There is not much going on with Jack and Jennifer right now, since we’re still in a period of stasis (that is going to change very soon, however!). But here is a nice little pair of scenes. Soon after Marina’s death, Jack is trying to figure out how to get Isabella out of Bayview, and Jen is trying to figure out what Jack is up to.
We get a little silliness when Jack is creeping out of Bayview and Jennifer scares him, and then when he fake-cries to try to convince her this is about Harper. And I like how this sets up Jen’s motivation for wanting to help Jack. At first it seems to be mostly because she’s a reporter with a nose for a story, and she doesn’t like being left out of a possible adventure. At the end of the first scene, she smiles at his denials and says, “Yeah, I got it, Jack,” seeming to relish the opportunity to find out the truth regardless. And I love seeing that, seeing her spirit and determination.

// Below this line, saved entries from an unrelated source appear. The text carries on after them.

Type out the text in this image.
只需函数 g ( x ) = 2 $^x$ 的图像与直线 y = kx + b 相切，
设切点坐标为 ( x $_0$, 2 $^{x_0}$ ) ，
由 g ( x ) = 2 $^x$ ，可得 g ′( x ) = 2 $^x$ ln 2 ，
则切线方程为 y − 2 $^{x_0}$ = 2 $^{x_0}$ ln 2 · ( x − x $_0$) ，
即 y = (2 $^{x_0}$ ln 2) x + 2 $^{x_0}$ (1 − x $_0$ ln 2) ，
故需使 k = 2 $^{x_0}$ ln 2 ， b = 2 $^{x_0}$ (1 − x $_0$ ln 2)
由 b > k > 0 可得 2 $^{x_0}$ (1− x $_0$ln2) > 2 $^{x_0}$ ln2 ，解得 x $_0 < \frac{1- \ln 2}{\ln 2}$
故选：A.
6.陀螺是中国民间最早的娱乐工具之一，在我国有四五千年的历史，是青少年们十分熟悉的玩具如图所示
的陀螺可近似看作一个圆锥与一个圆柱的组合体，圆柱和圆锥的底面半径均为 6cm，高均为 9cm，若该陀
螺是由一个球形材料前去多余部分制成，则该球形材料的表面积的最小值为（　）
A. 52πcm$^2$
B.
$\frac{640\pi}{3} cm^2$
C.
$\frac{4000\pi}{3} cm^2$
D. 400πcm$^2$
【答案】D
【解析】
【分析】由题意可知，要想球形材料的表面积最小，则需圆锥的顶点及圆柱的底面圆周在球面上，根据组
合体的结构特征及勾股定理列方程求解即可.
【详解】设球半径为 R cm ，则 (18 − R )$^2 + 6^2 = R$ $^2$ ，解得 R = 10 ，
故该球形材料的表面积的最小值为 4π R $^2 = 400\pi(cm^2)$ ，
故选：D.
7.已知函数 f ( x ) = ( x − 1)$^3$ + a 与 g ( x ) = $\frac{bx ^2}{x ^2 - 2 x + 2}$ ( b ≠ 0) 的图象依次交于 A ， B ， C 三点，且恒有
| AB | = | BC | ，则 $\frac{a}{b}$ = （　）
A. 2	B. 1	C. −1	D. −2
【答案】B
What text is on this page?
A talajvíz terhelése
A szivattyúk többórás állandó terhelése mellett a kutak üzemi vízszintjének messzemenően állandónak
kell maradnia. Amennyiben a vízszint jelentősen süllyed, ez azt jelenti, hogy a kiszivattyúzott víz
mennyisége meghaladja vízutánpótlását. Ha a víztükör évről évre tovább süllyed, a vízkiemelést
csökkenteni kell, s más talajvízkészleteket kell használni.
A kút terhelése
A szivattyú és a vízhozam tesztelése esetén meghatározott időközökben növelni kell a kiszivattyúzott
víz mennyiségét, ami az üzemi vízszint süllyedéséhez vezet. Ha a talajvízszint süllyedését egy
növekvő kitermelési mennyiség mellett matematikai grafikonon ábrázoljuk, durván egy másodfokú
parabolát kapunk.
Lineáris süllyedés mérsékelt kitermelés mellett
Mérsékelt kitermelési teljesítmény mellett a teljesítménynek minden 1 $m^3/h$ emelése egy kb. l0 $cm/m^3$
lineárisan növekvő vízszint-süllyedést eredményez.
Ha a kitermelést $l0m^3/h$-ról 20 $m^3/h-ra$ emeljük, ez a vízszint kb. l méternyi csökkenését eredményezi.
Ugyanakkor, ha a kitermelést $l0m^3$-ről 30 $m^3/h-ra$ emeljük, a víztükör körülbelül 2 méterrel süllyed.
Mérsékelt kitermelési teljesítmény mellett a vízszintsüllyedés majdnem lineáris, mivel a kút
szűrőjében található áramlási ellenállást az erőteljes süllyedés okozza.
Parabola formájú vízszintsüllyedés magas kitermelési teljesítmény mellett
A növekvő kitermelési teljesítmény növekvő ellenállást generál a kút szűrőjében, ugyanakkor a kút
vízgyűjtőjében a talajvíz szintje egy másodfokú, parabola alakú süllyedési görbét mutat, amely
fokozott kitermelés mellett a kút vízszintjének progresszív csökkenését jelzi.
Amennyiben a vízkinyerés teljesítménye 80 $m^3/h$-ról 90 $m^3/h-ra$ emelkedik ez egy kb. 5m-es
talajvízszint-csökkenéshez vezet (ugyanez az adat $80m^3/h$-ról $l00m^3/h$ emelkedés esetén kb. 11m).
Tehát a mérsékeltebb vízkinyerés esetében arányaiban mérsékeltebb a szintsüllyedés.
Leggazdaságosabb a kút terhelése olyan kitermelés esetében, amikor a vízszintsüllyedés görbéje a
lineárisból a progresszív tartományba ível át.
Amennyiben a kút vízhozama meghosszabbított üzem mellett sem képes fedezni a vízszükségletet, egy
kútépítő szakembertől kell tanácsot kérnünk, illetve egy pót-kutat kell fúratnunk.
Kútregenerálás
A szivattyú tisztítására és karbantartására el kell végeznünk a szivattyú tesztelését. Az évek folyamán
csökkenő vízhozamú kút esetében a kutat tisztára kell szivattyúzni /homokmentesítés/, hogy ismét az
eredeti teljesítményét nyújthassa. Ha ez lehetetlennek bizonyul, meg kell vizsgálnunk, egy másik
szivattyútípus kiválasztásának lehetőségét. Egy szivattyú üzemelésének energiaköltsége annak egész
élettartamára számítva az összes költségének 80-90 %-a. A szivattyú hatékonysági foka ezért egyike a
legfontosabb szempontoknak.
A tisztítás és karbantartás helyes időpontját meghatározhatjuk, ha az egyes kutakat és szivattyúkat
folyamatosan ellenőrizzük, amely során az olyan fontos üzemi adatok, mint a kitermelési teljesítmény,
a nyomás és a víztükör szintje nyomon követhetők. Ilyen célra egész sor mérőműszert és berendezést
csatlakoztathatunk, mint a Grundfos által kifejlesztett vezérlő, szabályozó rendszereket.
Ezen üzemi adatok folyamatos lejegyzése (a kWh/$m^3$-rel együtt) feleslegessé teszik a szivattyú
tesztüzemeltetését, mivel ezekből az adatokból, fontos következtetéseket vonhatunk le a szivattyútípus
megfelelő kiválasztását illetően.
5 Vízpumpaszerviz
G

But in the following scene, things take a more serious tone. We see the hurt poke through as she pleads with Jack to let her help. She did help him before, when he was trying to track down Steve in Italy, so the way he shuts her out now feels like a rejection. But more importantly, we see the underlying concern for Jack’s safety. Seeing the gun he is hiding in his desk makes her truly worried he’s involved with something dangerous and he could get hurt or killed.
That danger, of course, makes Jack all the more determined to keep Jen out of this. He keeps his mask firmly in place as he fends her off, making snarky remarks. When Jen accuses him of being in trouble, it is both a deflection and a shot at himself when he says coolly that according to people in this town, “I am trouble.” And when Jen gets upset and says she’ll just have to read about his death in the papers, I love his line about “as long as it’s the Spectator.” Hee. Then after she goes, we see the mask fall away.
There’s a little comedy, a little adventure, and an underlying seriousness that taps into their feelings for each other—all in what is mostly a filler scene. Ah, Days of old. So good, it almost seems effortless. And didn’t we all just take it for granted?